Düsseldorf wird zum Pionier für nachhaltigen Flugkraftstoff bis 2028
Charlotte KrügerDüsseldorf wird zum Pionier für nachhaltigen Flugkraftstoff bis 2028
Neue Partnerschaft plant Produktion von nachhaltigem Flugkraftstoff am Flughafen Düsseldorf
Das Unternehmen Greenlyte und die Fluggesellschaft Eurowings haben eine Absichtserklärung unterzeichnet, um am Flughafen Düsseldorf eine Testanlage für nachhaltigen Flugkraftstoff (SAF, Sustainable Aviation Fuel) zu entwickeln.
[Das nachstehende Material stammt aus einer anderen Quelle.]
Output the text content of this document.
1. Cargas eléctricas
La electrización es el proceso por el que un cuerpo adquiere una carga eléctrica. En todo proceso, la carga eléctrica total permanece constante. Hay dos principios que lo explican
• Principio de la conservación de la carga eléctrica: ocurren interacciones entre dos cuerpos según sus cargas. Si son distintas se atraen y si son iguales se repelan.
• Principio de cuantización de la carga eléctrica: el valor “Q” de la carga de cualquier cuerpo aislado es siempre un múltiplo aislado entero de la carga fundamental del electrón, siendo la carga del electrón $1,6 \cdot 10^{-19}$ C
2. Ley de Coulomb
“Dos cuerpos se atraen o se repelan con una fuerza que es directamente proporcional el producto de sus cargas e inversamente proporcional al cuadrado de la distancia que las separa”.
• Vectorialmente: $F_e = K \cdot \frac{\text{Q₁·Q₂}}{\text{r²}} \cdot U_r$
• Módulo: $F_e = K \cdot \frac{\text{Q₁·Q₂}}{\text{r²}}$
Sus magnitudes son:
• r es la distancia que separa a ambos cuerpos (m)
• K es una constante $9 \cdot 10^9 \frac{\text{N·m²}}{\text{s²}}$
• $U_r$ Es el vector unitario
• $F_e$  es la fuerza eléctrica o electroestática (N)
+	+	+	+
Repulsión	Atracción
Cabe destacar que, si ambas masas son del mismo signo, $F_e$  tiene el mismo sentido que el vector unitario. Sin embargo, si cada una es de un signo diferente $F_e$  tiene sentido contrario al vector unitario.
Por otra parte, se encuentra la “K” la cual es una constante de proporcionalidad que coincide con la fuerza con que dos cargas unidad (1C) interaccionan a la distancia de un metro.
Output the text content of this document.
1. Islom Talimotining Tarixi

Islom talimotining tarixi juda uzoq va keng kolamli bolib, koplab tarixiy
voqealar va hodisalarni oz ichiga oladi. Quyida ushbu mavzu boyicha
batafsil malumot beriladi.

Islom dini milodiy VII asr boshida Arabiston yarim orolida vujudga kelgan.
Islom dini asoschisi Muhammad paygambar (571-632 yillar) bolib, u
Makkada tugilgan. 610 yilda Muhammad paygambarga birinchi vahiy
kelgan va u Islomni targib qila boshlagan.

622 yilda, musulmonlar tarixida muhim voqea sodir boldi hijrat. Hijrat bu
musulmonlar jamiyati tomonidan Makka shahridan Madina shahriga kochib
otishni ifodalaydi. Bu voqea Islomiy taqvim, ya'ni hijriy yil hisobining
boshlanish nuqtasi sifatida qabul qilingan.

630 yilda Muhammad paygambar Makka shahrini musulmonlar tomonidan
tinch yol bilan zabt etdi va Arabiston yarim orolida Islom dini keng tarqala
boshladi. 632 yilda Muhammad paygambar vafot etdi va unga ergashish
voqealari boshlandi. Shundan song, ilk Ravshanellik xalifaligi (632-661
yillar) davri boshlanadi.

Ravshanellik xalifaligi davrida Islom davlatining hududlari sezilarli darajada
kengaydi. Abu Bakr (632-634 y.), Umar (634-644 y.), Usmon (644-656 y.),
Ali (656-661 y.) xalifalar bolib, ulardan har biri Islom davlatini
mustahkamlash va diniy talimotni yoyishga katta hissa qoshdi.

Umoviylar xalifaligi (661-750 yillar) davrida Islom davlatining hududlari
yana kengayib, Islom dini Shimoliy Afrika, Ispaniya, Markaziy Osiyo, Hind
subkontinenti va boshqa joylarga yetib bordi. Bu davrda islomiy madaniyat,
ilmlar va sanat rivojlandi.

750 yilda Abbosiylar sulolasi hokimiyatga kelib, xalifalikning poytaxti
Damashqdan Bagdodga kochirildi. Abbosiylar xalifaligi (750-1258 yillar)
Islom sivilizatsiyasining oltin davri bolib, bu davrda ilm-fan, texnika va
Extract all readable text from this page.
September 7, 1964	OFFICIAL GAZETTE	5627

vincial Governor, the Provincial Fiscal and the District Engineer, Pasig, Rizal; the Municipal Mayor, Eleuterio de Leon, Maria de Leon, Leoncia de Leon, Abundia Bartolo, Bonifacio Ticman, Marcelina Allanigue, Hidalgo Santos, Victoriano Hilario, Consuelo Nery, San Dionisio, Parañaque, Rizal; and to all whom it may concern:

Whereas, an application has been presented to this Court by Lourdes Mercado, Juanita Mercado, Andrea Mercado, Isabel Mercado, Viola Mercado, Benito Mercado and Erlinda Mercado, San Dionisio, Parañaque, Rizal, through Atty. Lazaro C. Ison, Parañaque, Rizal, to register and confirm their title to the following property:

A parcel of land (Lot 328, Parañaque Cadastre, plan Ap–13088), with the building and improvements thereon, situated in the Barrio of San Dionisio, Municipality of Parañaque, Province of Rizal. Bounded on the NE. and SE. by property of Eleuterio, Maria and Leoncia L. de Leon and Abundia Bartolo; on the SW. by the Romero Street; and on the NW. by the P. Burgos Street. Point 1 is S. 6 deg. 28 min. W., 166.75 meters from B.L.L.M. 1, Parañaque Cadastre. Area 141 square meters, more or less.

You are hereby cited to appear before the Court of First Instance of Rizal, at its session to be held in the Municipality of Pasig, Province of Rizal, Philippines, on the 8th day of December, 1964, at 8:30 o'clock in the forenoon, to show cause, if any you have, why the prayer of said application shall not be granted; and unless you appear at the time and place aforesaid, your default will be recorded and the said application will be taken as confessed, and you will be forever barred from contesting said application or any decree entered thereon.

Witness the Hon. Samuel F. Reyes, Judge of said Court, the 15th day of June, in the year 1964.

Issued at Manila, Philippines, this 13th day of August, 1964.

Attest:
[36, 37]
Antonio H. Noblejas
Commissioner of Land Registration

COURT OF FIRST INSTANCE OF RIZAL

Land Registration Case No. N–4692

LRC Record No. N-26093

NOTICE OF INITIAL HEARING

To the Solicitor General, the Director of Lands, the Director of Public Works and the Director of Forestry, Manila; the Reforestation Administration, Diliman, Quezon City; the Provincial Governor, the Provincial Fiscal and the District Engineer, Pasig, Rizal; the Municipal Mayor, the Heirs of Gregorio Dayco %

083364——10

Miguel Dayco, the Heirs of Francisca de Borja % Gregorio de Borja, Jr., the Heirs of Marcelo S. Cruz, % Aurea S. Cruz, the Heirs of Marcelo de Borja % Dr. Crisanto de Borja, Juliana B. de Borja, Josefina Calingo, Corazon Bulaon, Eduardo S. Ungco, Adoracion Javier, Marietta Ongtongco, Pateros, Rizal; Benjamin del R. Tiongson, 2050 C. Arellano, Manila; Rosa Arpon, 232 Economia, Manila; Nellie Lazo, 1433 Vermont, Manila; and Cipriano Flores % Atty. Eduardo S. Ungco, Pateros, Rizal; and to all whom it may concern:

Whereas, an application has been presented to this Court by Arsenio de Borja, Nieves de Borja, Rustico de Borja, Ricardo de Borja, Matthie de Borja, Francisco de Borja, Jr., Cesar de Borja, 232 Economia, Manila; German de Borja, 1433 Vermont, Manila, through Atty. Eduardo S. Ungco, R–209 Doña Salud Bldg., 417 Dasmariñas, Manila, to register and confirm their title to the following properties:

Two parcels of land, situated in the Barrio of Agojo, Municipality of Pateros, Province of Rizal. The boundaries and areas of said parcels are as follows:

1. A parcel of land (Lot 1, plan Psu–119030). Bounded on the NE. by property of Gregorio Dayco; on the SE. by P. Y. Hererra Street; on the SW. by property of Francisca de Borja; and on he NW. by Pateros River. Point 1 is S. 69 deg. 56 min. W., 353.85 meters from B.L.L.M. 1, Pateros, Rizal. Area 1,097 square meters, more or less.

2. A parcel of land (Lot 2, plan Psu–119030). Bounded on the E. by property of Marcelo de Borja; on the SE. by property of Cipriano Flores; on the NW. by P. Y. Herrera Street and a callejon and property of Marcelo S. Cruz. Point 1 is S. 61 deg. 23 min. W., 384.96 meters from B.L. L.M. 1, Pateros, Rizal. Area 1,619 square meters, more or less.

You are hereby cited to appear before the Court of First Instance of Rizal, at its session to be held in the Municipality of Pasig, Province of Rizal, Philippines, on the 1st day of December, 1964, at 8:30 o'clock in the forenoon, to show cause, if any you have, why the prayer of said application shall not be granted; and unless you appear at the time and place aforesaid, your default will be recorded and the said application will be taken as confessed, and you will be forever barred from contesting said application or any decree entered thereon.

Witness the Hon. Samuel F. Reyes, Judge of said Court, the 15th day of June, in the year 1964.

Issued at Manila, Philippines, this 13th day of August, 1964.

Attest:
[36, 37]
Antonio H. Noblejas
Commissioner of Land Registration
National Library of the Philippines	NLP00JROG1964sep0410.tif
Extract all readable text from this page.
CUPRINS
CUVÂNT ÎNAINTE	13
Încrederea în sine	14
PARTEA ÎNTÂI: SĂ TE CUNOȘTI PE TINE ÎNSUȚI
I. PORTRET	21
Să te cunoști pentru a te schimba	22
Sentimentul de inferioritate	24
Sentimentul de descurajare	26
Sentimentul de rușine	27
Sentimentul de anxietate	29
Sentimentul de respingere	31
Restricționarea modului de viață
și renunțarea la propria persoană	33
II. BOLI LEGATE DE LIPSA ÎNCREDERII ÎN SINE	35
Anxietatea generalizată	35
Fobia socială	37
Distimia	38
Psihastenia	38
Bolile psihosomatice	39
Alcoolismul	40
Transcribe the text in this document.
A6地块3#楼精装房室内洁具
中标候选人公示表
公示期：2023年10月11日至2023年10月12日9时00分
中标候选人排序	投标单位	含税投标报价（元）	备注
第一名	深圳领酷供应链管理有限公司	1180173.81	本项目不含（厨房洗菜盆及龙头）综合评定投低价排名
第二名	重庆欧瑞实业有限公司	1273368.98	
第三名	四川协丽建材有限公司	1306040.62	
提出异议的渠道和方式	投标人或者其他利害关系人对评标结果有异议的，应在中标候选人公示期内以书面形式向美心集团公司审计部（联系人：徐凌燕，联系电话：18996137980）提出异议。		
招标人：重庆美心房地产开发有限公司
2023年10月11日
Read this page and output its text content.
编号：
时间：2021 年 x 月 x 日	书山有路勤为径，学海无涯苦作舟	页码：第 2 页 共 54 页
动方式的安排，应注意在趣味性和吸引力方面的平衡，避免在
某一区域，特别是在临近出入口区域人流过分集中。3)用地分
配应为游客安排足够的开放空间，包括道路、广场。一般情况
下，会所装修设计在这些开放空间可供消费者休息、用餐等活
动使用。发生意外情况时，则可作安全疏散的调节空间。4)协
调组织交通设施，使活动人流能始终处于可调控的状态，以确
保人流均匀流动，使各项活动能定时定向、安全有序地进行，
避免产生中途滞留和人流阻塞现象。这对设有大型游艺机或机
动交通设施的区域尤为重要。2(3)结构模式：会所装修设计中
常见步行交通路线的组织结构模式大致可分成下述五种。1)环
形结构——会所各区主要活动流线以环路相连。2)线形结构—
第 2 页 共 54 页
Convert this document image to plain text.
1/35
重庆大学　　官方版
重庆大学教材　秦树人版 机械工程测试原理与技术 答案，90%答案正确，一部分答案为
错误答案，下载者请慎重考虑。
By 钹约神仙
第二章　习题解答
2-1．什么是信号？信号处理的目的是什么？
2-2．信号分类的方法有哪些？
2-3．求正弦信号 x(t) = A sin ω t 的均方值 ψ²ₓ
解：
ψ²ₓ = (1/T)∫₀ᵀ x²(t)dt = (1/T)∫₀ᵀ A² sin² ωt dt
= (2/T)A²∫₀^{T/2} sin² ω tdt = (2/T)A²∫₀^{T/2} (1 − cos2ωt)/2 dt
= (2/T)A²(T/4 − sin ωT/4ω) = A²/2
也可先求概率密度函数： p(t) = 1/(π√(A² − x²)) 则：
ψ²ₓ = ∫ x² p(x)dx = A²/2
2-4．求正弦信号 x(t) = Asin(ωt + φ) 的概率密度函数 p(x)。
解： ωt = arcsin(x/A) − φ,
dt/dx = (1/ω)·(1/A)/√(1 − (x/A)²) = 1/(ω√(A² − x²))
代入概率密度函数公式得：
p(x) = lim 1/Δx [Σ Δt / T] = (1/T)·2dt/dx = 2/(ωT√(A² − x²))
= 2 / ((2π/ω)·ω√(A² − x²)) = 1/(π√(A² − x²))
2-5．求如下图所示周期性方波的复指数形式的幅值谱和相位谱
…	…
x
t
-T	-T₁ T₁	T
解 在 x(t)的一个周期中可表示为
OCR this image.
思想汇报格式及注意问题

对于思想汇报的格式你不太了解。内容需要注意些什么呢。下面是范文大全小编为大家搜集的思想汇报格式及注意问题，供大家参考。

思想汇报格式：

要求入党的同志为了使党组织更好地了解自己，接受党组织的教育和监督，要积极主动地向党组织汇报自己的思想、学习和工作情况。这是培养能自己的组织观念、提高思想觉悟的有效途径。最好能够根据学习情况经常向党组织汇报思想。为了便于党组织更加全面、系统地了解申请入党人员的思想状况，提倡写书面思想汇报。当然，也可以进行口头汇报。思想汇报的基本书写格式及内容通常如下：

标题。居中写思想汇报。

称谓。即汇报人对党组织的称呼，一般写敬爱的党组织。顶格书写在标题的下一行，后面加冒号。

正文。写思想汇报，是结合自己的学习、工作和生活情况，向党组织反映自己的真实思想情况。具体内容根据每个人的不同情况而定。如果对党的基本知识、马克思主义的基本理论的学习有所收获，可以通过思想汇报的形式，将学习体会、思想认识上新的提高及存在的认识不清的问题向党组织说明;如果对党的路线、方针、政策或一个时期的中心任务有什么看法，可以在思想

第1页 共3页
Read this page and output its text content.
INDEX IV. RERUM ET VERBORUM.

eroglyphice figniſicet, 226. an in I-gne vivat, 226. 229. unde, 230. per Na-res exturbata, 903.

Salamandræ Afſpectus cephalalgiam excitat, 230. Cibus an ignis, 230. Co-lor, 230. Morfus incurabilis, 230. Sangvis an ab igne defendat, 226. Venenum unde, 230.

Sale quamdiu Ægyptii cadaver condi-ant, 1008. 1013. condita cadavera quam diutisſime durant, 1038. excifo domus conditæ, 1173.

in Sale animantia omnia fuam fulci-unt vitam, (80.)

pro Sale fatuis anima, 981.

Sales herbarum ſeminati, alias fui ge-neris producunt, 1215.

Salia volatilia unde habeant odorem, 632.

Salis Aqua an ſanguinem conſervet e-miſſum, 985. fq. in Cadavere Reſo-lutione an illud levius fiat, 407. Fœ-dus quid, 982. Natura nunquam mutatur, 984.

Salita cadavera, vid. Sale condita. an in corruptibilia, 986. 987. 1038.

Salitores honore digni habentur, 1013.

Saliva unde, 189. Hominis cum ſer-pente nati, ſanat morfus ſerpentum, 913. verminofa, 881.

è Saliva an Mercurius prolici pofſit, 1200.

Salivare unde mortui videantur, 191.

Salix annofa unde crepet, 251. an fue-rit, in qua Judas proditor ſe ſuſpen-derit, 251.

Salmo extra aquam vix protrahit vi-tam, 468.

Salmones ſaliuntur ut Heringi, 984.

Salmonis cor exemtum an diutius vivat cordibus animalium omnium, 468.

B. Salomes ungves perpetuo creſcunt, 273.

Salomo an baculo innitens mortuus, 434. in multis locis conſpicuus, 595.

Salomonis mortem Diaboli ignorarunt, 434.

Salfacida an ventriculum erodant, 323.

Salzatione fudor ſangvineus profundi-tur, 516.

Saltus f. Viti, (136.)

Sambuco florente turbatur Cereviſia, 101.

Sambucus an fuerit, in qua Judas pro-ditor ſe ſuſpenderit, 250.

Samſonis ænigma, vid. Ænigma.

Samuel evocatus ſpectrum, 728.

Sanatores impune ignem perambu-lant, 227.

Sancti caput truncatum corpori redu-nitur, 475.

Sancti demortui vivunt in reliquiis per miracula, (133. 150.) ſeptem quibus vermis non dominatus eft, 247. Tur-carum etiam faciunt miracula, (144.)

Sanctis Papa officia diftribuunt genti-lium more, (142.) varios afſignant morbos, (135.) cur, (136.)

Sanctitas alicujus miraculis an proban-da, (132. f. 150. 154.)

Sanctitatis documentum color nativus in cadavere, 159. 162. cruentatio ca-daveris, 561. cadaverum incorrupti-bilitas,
Die Produktion soll 2028 starten und stellt einen wichtigen Schritt hin zu umweltfreundlicherem Fliegen durch innovative Technologien dar.
Die Anlage mit dem Namen SAF-Reallabor wird die Technologie von Greenlyte nutzen, um Kohlendioxid aus der Luft zu filtern und grünen Wasserstoff herzustellen. In einem weiteren Schritt wird der Wasserstoff in synthetischen Kraftstoff umgewandelt, der Flugzeuge antreiben kann. Ein Teil des benötigten Stroms stammt aus einer Solaranlage direkt am Flughafen.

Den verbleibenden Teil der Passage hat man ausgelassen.